Jay’s mom and two sisters though don’t quite see it that way and it’s for them that Jay decides to make one last dive to find his father’s body. It’s on this dive, off the dangerous northern coast, that Jay encounters the Sperm Whale that will change his life and a lot of what he thought he knew about his father. I’ve seen this book compared to a couple of movies but the one where I see a similarity is Slumdog Millionaire. Like in that movie it is though flashbacks and memories that Jay will find the answers to questions he thought he already knew.
As a thriller Whalefall is filled with tension, ups and downs, and a character that has us rooting for him all the way. Now add in the father and son dynamic and you have a book that will hold any audiences attention. A must read this summer.
The claustrophobia! The gore! The body horror!

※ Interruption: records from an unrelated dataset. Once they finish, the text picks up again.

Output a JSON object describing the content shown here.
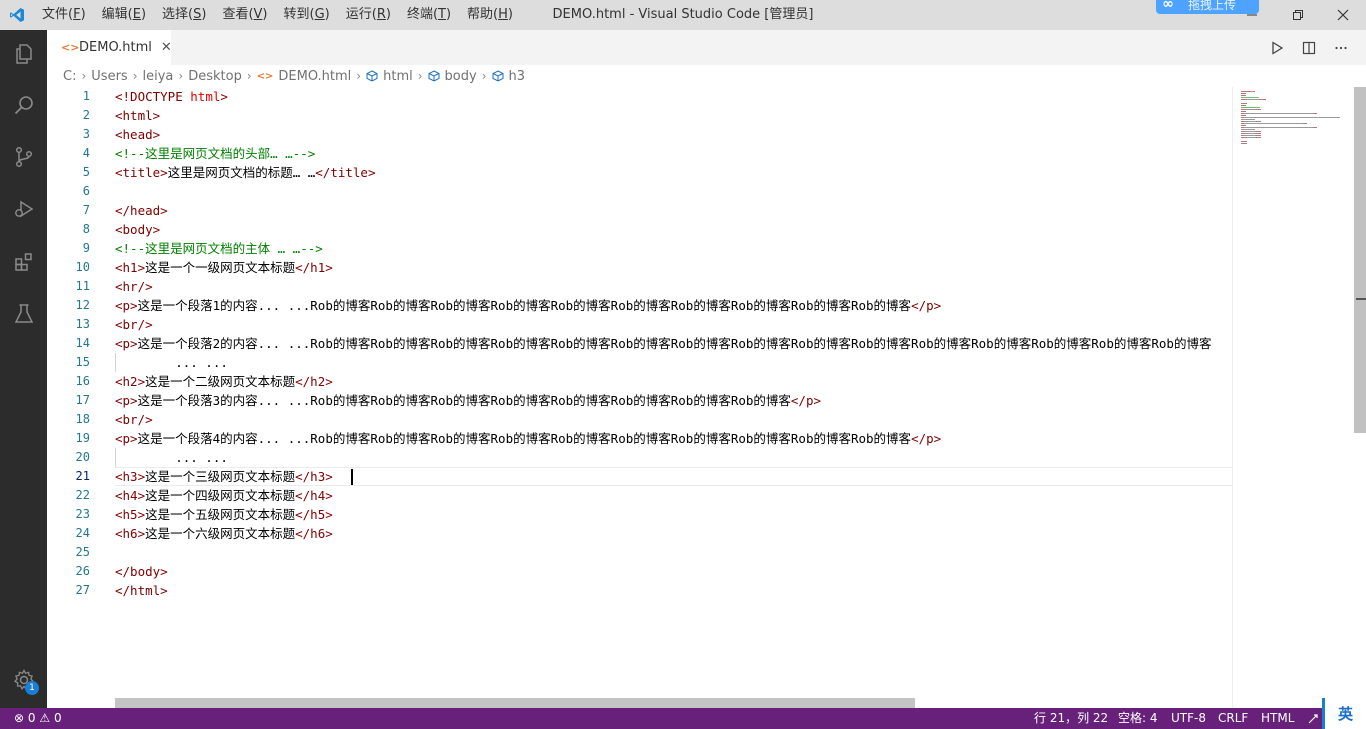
{
  "window": {
    "title": "DEMO.html - Visual Studio Code [管理员]",
    "menu": [
      {
        "label": "文件(",
        "acc": "F",
        "end": ")"
      },
      {
        "label": "编辑(",
        "acc": "E",
        "end": ")"
      },
      {
        "label": "选择(",
        "acc": "S",
        "end": ")"
      },
      {
        "label": "查看(",
        "acc": "V",
        "end": ")"
      },
      {
        "label": "转到(",
        "acc": "G",
        "end": ")"
      },
      {
        "label": "运行(",
        "acc": "R",
        "end": ")"
      },
      {
        "label": "终端(",
        "acc": "T",
        "end": ")"
      },
      {
        "label": "帮助(",
        "acc": "H",
        "end": ")"
      }
    ],
    "upload_badge": "拖拽上传",
    "buttons": [
      "minimize",
      "restore",
      "close"
    ]
  },
  "activity_bar": {
    "items": [
      "explorer-icon",
      "search-icon",
      "source-control-icon",
      "run-debug-icon",
      "extensions-icon",
      "testing-icon"
    ],
    "settings_badge": "1"
  },
  "tabs": [
    {
      "label": "DEMO.html",
      "icon": "html-file-icon",
      "active": true
    }
  ],
  "breadcrumb": [
    "C:",
    "Users",
    "leiya",
    "Desktop",
    "DEMO.html",
    "html",
    "body",
    "h3"
  ],
  "editor": {
    "current_line": 21,
    "lines": [
      [
        [
          "t",
          "<!DOCTYPE "
        ],
        [
          "a",
          "html"
        ],
        [
          "t",
          ">"
        ]
      ],
      [
        [
          "t",
          "<html>"
        ]
      ],
      [
        [
          "t",
          "<head>"
        ]
      ],
      [
        [
          "c",
          "<!--这里是网页文档的头部… …-->"
        ]
      ],
      [
        [
          "t",
          "<title>"
        ],
        [
          "x",
          "这里是网页文档的标题… …"
        ],
        [
          "t",
          "</title>"
        ]
      ],
      [],
      [
        [
          "t",
          "</head>"
        ]
      ],
      [
        [
          "t",
          "<body>"
        ]
      ],
      [
        [
          "c",
          "<!--这里是网页文档的主体 … …-->"
        ]
      ],
      [
        [
          "t",
          "<h1>"
        ],
        [
          "x",
          "这是一个一级网页文本标题"
        ],
        [
          "t",
          "</h1>"
        ]
      ],
      [
        [
          "t",
          "<hr/>"
        ]
      ],
      [
        [
          "t",
          "<p>"
        ],
        [
          "x",
          "这是一个段落1的内容... ...Rob的博客Rob的博客Rob的博客Rob的博客Rob的博客Rob的博客Rob的博客Rob的博客Rob的博客Rob的博客"
        ],
        [
          "t",
          "</p>"
        ]
      ],
      [
        [
          "t",
          "<br/>"
        ]
      ],
      [
        [
          "t",
          "<p>"
        ],
        [
          "x",
          "这是一个段落2的内容... ...Rob的博客Rob的博客Rob的博客Rob的博客Rob的博客Rob的博客Rob的博客Rob的博客Rob的博客Rob的博客Rob的博客Rob的博客Rob的博客Rob的博客Rob的博客"
        ]
      ],
      [
        [
          "x",
          "        ... ..."
        ]
      ],
      [
        [
          "t",
          "<h2>"
        ],
        [
          "x",
          "这是一个二级网页文本标题"
        ],
        [
          "t",
          "</h2>"
        ]
      ],
      [
        [
          "t",
          "<p>"
        ],
        [
          "x",
          "这是一个段落3的内容... ...Rob的博客Rob的博客Rob的博客Rob的博客Rob的博客Rob的博客Rob的博客Rob的博客"
        ],
        [
          "t",
          "</p>"
        ]
      ],
      [
        [
          "t",
          "<br/>"
        ]
      ],
      [
        [
          "t",
          "<p>"
        ],
        [
          "x",
          "这是一个段落4的内容... ...Rob的博客Rob的博客Rob的博客Rob的博客Rob的博客Rob的博客Rob的博客Rob的博客Rob的博客Rob的博客"
        ],
        [
          "t",
          "</p>"
        ]
      ],
      [
        [
          "x",
          "        ... ..."
        ]
      ],
      [
        [
          "t",
          "<h3>"
        ],
        [
          "x",
          "这是一个三级网页文本标题"
        ],
        [
          "t",
          "</h3>"
        ]
      ],
      [
        [
          "t",
          "<h4>"
        ],
        [
          "x",
          "这是一个四级网页文本标题"
        ],
        [
          "t",
          "</h4>"
        ]
      ],
      [
        [
          "t",
          "<h5>"
        ],
        [
          "x",
          "这是一个五级网页文本标题"
        ],
        [
          "t",
          "</h5>"
        ]
      ],
      [
        [
          "t",
          "<h6>"
        ],
        [
          "x",
          "这是一个六级网页文本标题"
        ],
        [
          "t",
          "</h6>"
        ]
      ],
      [],
      [
        [
          "t",
          "</body>"
        ]
      ],
      [
        [
          "t",
          "</html>"
        ]
      ]
    ]
  },
  "status": {
    "errors": "0",
    "warnings": "0",
    "position": "行 21，列 22",
    "spaces": "空格: 4",
    "encoding": "UTF-8",
    "eol": "CRLF",
    "language": "HTML",
    "ime": "英"
  },
  "colors": {
    "status_bar": "#68217a",
    "activity_bar": "#2c2c2c",
    "tag": "#800000",
    "attribute": "#e50000",
    "comment": "#008000",
    "line_number": "#237893"
  }
}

Whalefall follows Jay, a young man whose father has recently died by suicide, as he dives into Monterey Bay in search of his father's remains. Through a series of increasingly unfortunate events, he ends up being swallowed by a sperm whale and fighting for his life from inside the whale as he also confronts his grief over both his father's death and their poor relationship in life.
The atmosphere of this one is UNMATCHED. Whether describing diving through a kelp forest or the (supposedly mostly scientifically accurate) multiple stomachs of the whale, Kraus's descriptions are some of the most vivid I've read. You really feel for Jay and are simultaneously horrified by everything happening around him. Pretty much the only issue I had with this book is the way the story tries to redeem the father to some extent (and I have an absent/estranged father so I'm particularly sensitive to these narratives)-Mitt is emotionally abusive to his son in basically every interaction and the few "heartwarming" scenes thrown in at the end along with Jay's "maybe I didn't try hard enough to understand him" internal conversations rubbed me the wrong way. It's possible to deal with grief without entirely absolving a person who has consistently treated you very badly, even if they are family or a parent; at points it felt like the book kind of understood that but also felt like a traditional "child must show parent forgiveness" narrative. May just be my personal connection to that kind of conflict but other books I've read have handled it in a way I liked better than this one.
Other than that though, a quick and entirely absorbing read; Kraus's writing is wonderful. Recommended, but do be aware of the graphic body horror and claustrophobia present in the story.